The areas of application of digital technologies for the collection, exchange and analysis of information range from management and transactional purposes to more technical, operational applications.
“Effective integration of data-driven systems crucially depends on the quality of their implementation and on smooth collaboration between stakeholders along the logistics chain,” the report says.
New technologies will continue to transform logistics processes, it adds.
“Numerous logistics applications exist for innovations such as highly sophisticated sensors for data collection, advanced data analytics tools and advanced concepts such as the Internet of Things, blockchain or artificial intelligence,” the ITF says.
But it warns that better integration of supply chains via technologies faces many challenges, with data sharing being the key issue.
“The main obstacles are limited trust and lack of co-ordination among actors with different roles in the supply chain and differing size, operational or strategic objectives,” the report says. “Commercial sensitivities and the question of data ownership also matter.”
Other challenges relate to the way logistics adopt data-enabled innovation.
“Relying more and more on digitalisation and system integration can expose the entire chain to cyber security risks,” the ITF says. “Secondly, many emerging data networks are proprietary systems. This raises the possibility of future data oligopolies dominated by a small number of private supply chain integrators.”
Open standards could address this issue, but the balance between proprietary and open systems remained to be defined, it added.
The report recommends that the shipping sector should support the emergence of open standards in maritime logistics.
“The lack of industry standards for data sharing can act as a hurdle to establishing common platforms for information sharing and collaboration,” the report says. “Public authorities should support the creation of open standards in maritime logistics to develop a configuration that is useful to all players in the supply chain.”
In this context it would be important to clarify what should be standardised, whether standardisation should be publicly- or industry-driven, and how the implementation of standards will be organised.
Interoperability between public and private systems for the exchange of logistics information would also become crucial.

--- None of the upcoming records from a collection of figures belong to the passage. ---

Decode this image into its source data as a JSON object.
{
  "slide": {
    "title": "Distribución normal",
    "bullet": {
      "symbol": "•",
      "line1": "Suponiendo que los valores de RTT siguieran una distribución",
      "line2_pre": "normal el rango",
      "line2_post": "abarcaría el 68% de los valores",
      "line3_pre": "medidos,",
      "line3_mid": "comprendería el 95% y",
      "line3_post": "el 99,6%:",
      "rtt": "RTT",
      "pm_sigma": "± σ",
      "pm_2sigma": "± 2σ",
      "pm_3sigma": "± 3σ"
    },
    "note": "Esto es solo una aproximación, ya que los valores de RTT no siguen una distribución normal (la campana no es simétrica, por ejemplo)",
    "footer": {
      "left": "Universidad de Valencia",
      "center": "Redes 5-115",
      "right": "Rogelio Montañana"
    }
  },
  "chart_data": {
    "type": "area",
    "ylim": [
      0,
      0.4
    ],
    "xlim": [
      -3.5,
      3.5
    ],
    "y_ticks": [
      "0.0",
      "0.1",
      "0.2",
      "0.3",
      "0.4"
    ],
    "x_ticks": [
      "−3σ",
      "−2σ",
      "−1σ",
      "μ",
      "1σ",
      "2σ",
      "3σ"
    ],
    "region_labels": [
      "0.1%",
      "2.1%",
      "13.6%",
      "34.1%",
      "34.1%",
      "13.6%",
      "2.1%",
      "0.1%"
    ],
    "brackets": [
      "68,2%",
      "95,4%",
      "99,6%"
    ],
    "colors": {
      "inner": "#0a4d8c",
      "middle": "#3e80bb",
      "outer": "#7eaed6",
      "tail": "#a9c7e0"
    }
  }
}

“Close collaboration between public and private actors is needed for the smooth data exchange that will enable faster cross-border interactions. In addition, effectively organising the interaction among companies and the public sector will address costly inefficiencies resulting from a lack of cross-border data sharing,” the report says.

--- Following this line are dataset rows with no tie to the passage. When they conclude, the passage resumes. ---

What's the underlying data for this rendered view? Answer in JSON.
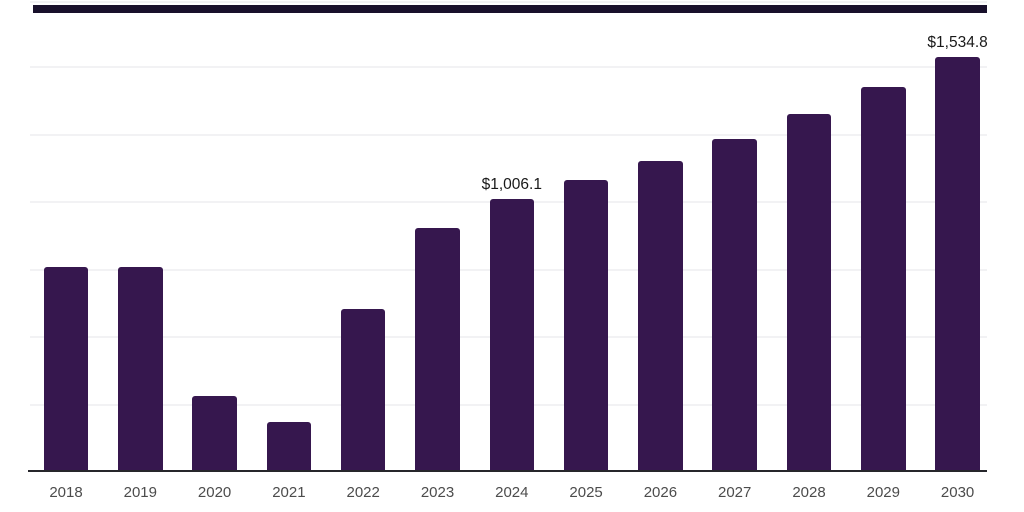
{
  "chart_data": {
    "type": "bar",
    "title": "",
    "xlabel": "",
    "ylabel": "",
    "categories": [
      "2018",
      "2019",
      "2020",
      "2021",
      "2022",
      "2023",
      "2024",
      "2025",
      "2026",
      "2027",
      "2028",
      "2029",
      "2030"
    ],
    "values": [
      755,
      755,
      277,
      181,
      601,
      901,
      1006.1,
      1077,
      1148,
      1231,
      1322,
      1422,
      1534.8
    ],
    "labeled_points": [
      {
        "category": "2024",
        "text": "$1,006.1"
      },
      {
        "category": "2030",
        "text": "$1,534.8"
      }
    ],
    "ylim": [
      0,
      1750
    ],
    "grid_step": 250,
    "grid": "horizontal-only",
    "legend": "none",
    "colors": {
      "bar": "#36174e",
      "top_border": "#18102b",
      "axis_line": "#26262b",
      "gridline": "#f2f2f4",
      "tick_label": "#4c4c4c",
      "value_label": "#191919",
      "background": "#ffffff"
    }
  }
}
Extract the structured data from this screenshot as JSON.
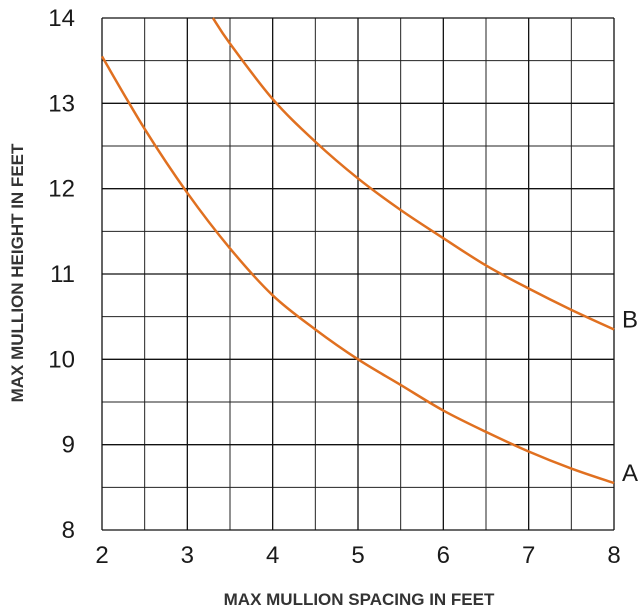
{
  "chart_data": {
    "type": "line",
    "title": "",
    "xlabel": "MAX MULLION SPACING IN FEET",
    "ylabel": "MAX MULLION HEIGHT IN FEET",
    "xlim": [
      2,
      8
    ],
    "ylim": [
      8,
      14
    ],
    "x_ticks": [
      2,
      3,
      4,
      5,
      6,
      7,
      8
    ],
    "y_ticks": [
      8,
      9,
      10,
      11,
      12,
      13,
      14
    ],
    "x_tick_labels": [
      "2",
      "3",
      "4",
      "5",
      "6",
      "7",
      "8"
    ],
    "y_tick_labels": [
      "8",
      "9",
      "10",
      "11",
      "12",
      "13",
      "14"
    ],
    "grid": true,
    "minor_grid": true,
    "line_color": "#e07020",
    "series": [
      {
        "name": "A",
        "x": [
          2.0,
          2.5,
          3.0,
          3.5,
          4.0,
          4.5,
          5.0,
          5.5,
          6.0,
          6.5,
          7.0,
          7.5,
          8.0
        ],
        "y": [
          13.55,
          12.7,
          11.95,
          11.3,
          10.75,
          10.35,
          10.0,
          9.7,
          9.4,
          9.15,
          8.92,
          8.72,
          8.55
        ]
      },
      {
        "name": "B",
        "x": [
          3.3,
          3.5,
          4.0,
          4.5,
          5.0,
          5.5,
          6.0,
          6.5,
          7.0,
          7.5,
          8.0
        ],
        "y": [
          14.0,
          13.7,
          13.05,
          12.55,
          12.12,
          11.75,
          11.42,
          11.1,
          10.83,
          10.58,
          10.35
        ]
      }
    ]
  }
}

It suggests supporting ports in creating co-ordination platforms and single windows.
“Reducing unpredictability for port operators means a more efficient use of public infrastructure,” the report says. “This, in turn, benefits the environmental performance of the sector.”
Although ports of the same region often compete, combined efforts to providing digital solutions for stakeholder coordination could generate efficiencies from which all participating ports benefit.